Schulze Topphoff nach erstem Durchgang: "Mehr als perfekt" Sportschau 19.09.2021 00:42 Min. Verfügbar bis 19.09.2022 Das Erste

Nationenpreis-Sieg in Budapest

Schulze Topphoff gilt als hoffnungsvolles Talent - und ist damit im deutschen Springsport nicht alleine. "Um die Zukunft brauchen wir uns keine Sorgen zu machen", sagte Ralf Munge im Juli in Budapest, wo er Bundestrainer Otto Becker während dessen Olympia-Vorbereitungen als Equipechef vertrat. Munge erlebte mit, wie ein junges deutsches Team das Halbfinale der Nationenpreisserie der Europäischen Reiterlichen Vereinigung (EEF) gewann.

Mit dabei: Cedric Wolf (23, Buchholz), Jana Wargers (30, Ibbenbüren), Sophie Hinners (24, Pfungstadt) - und Schulze Topphoff. Allesamt haben bereits Erfolge vorzuweisen. Wolf ist U21-Europameister von 2018, Wargers Überraschungs-Dritte beim CHIO-Preis von NRW, Hinners ist amtierende deutsche Meisterin. Schulze Topphoff holte sich 2019 den Titel bei den U21-Europameisterschaften.

Auch Gerrit Nieberg fehlerfrei

Alle waren auch beim Großen Preis von Aachen am Start. Wolf (4 Strafpunkte), Wargers (12) und Hinners (13) verpassten zwar den zweiten Durchgang, sammelten aber wichtige Erfahrungen.

Und die Liste an deutschen Talenten ist noch länger, wie Gerrit Nieberg bewies. Der 28 Jahre alte Sohn von Lars Nieberg (Mannschaftsgold bei Olympia 1996 und 2000) blieb beim Großen Preis mit etwas Glück fehlerfrei im ersten Durchgang und durfte damit genau wie Schulze Topphoff im zweiten Durchgang erneut die weltgrößte Springreit-Bühne betreten.

Frühe Fehler im zweiten Durchgang

Dort leistete sich Nieberg einen ärgerlichen Abwurf direkt am ersten Hindernis, blieb danach aber souverän und landete am Ende auf Platz neun. Schulze Topphoff übersprang die erste, patzte aber an der zweiten Hürde und beendete das Springen mit acht Strafpunkten auf Platz 13.

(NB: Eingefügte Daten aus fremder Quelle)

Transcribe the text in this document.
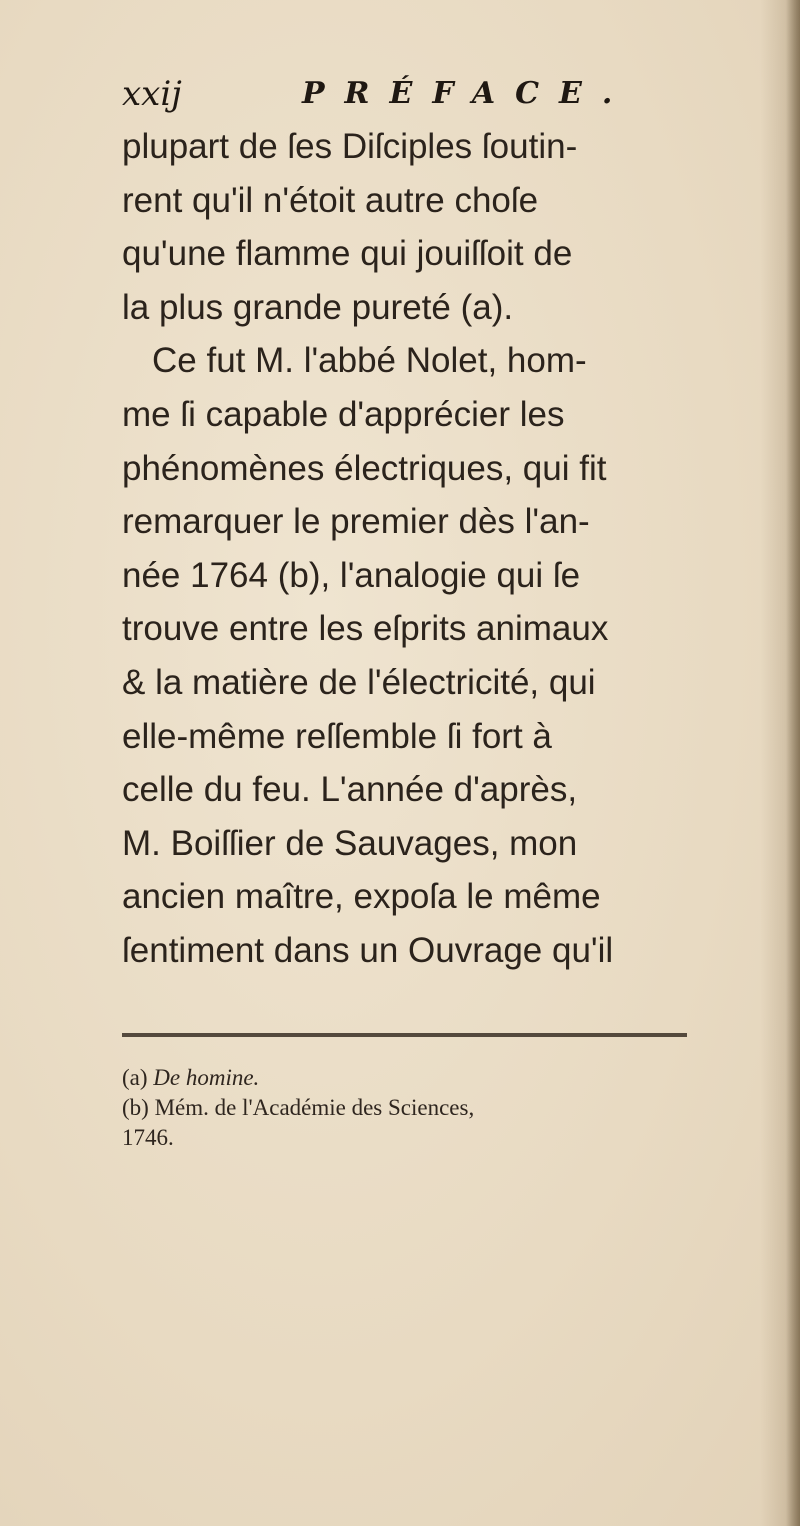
xxij	PRÉFACE.
plupart de ſes Diſciples ſoutin-
rent qu'il n'étoit autre choſe
qu'une flamme qui jouiſſoit de
la plus grande pureté (a).
Ce fut M. l'abbé Nolet, hom-
me ſi capable d'apprécier les
phénomènes électriques, qui fit
remarquer le premier dès l'an-
née 1764 (b), l'analogie qui ſe
trouve entre les eſprits animaux
& la matière de l'électricité, qui
elle-même reſſemble ſi fort à
celle du feu. L'année d'après,
M. Boiſſier de Sauvages, mon
ancien maître, expoſa le même
ſentiment dans un Ouvrage qu'il
(a) De homine.
(b) Mém. de l'Académie des Sciences,
1746.
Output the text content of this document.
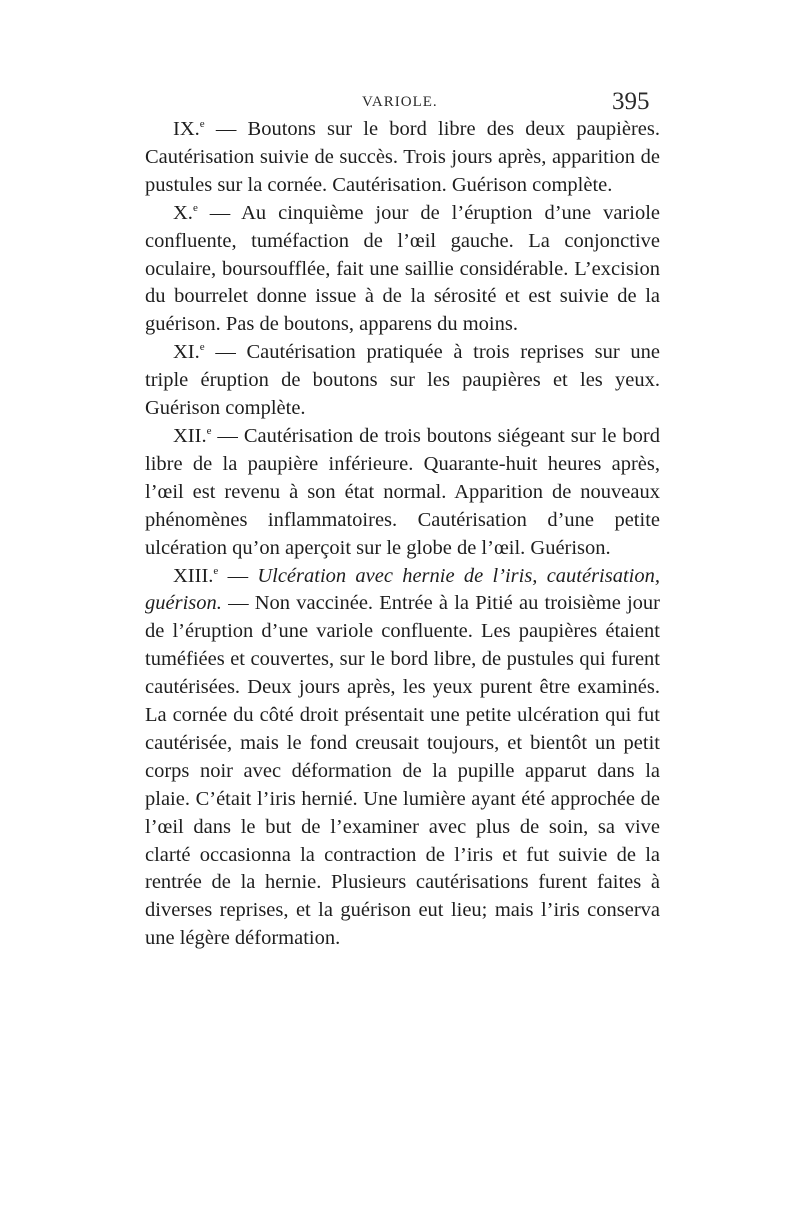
VARIOLE.	395

IX.$^e$ — Boutons sur le bord libre des deux paupières. Cautérisation suivie de succès. Trois jours après, apparition de pustules sur la cornée. Cautérisation. Guérison complète.

X.$^e$ — Au cinquième jour de l’éruption d’une variole confluente, tuméfaction de l’œil gauche. La conjonctive oculaire, boursoufflée, fait une saillie considérable. L’excision du bourrelet donne issue à de la sérosité et est suivie de la guérison. Pas de boutons, apparens du moins.

XI.$^e$ — Cautérisation pratiquée à trois reprises sur une triple éruption de boutons sur les paupières et les yeux. Guérison complète.

XII.$^e$ — Cautérisation de trois boutons siégeant sur le bord libre de la paupière inférieure. Quarante-huit heures après, l’œil est revenu à son état normal. Apparition de nouveaux phénomènes inflammatoires. Cautérisation d’une petite ulcération qu’on aperçoit sur le globe de l’œil. Guérison.

XIII.$^e$ — Ulcération avec hernie de l’iris, cautérisation, guérison. — Non vaccinée. Entrée à la Pitié au troisième jour de l’éruption d’une variole confluente. Les paupières étaient tuméfiées et couvertes, sur le bord libre, de pustules qui furent cautérisées. Deux jours après, les yeux purent être examinés. La cornée du côté droit présentait une petite ulcération qui fut cautérisée, mais le fond creusait toujours, et bientôt un petit corps noir avec déformation de la pupille apparut dans la plaie. C’était l’iris hernié. Une lumière ayant été approchée de l’œil dans le but de l’examiner avec plus de soin, sa vive clarté occasionna la contraction de l’iris et fut suivie de la rentrée de la hernie. Plusieurs cautérisations furent faites à diverses reprises, et la guérison eut lieu; mais l’iris conserva une légère déformation.
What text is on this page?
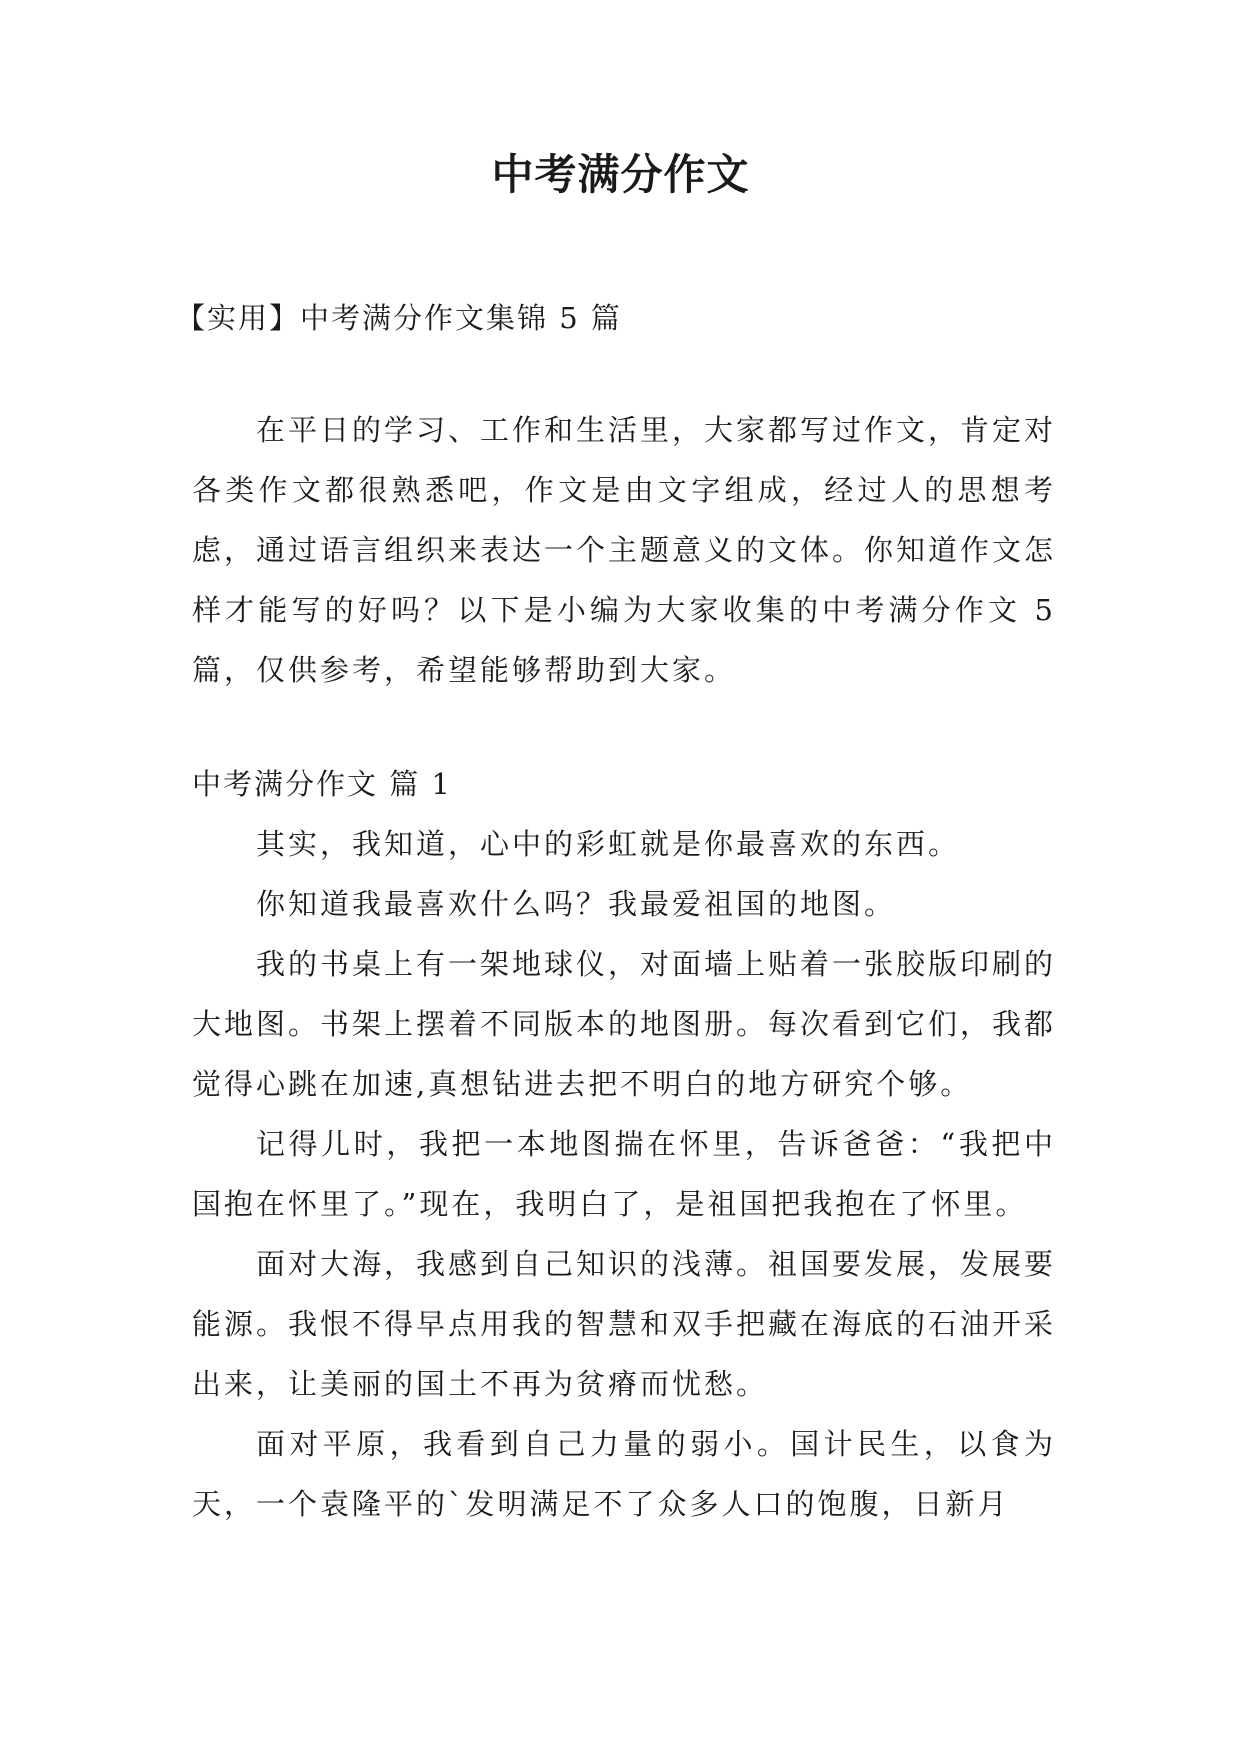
中考满分作文
【实用】中考满分作文集锦 5 篇

在平日的学习、工作和生活里，大家都写过作文，肯定对各类作文都很熟悉吧，作文是由文字组成，经过人的思想考虑，通过语言组织来表达一个主题意义的文体。你知道作文怎样才能写的好吗？以下是小编为大家收集的中考满分作文 5 篇，仅供参考，希望能够帮助到大家。

中考满分作文 篇 1

其实，我知道，心中的彩虹就是你最喜欢的东西。

你知道我最喜欢什么吗？我最爱祖国的地图。

我的书桌上有一架地球仪，对面墙上贴着一张胶版印刷的大地图。书架上摆着不同版本的地图册。每次看到它们，我都觉得心跳在加速,真想钻进去把不明白的地方研究个够。

记得儿时，我把一本地图揣在怀里，告诉爸爸：“我把中国抱在怀里了。”现在，我明白了，是祖国把我抱在了怀里。

面对大海，我感到自己知识的浅薄。祖国要发展，发展要能源。我恨不得早点用我的智慧和双手把藏在海底的石油开采出来，让美丽的国土不再为贫瘠而忧愁。

面对平原，我看到自己力量的弱小。国计民生，以食为天，一个袁隆平的`发明满足不了众多人口的饱腹，日新月
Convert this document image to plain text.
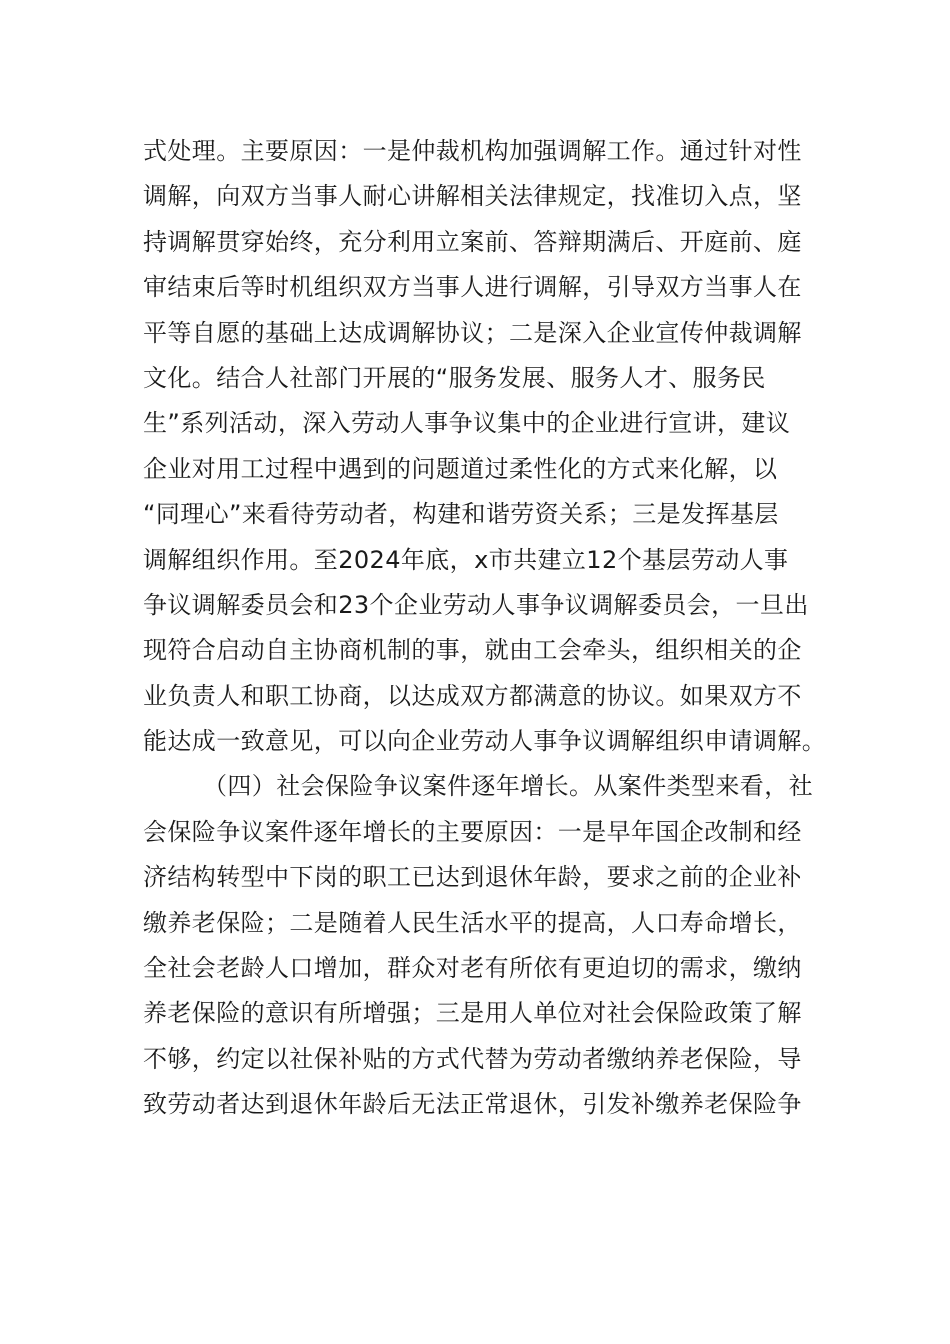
式处理。主要原因：一是仲裁机构加强调解工作。通过针对性
调解，向双方当事人耐心讲解相关法律规定，找准切入点，坚
持调解贯穿始终，充分利用立案前、答辩期满后、开庭前、庭
审结束后等时机组织双方当事人进行调解，引导双方当事人在
平等自愿的基础上达成调解协议；二是深入企业宣传仲裁调解
文化。结合人社部门开展的“服务发展、服务人才、服务民
生”系列活动，深入劳动人事争议集中的企业进行宣讲，建议
企业对用工过程中遇到的问题道过柔性化的方式来化解，以
“同理心”来看待劳动者，构建和谐劳资关系；三是发挥基层
调解组织作用。至2024年底，x市共建立12个基层劳动人事
争议调解委员会和23个企业劳动人事争议调解委员会，一旦出
现符合启动自主协商机制的事，就由工会牵头，组织相关的企
业负责人和职工协商，以达成双方都满意的协议。如果双方不
能达成一致意见，可以向企业劳动人事争议调解组织申请调解。
（四）社会保险争议案件逐年增长。从案件类型来看，社
会保险争议案件逐年增长的主要原因：一是早年国企改制和经
济结构转型中下岗的职工已达到退休年龄，要求之前的企业补
缴养老保险；二是随着人民生活水平的提高，人口寿命增长，
全社会老龄人口增加，群众对老有所依有更迫切的需求，缴纳
养老保险的意识有所增强；三是用人单位对社会保险政策了解
不够，约定以社保补贴的方式代替为劳动者缴纳养老保险，导
致劳动者达到退休年龄后无法正常退休，引发补缴养老保险争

Vielleicht schauen die beiden ein bisschen neidisch auf den US-Amerikaner Brian Moggre, der es bereits mit 20 Jahren mit zwei Nullrunden bis ins Stechen beim Großen Preis schaffte und am Ende sensationell auf Platz zwei landete.

Aber die Enttäuschung dürfte sich in Grenzen halten, denn Daniel Deußer musste auch erst 40 Jahre alt werden, um erstmals in Aachen zu triumphieren. Und auch Moggres Teamkollegin Laura Kraut schaffte es auf Platz fünf - mit 55 Jahren. Schulze Topphoff, Nieberg und die anderen deutschen Talente haben also noch viele Jahre Zeit, im Springsport Erfolge zu sammeln.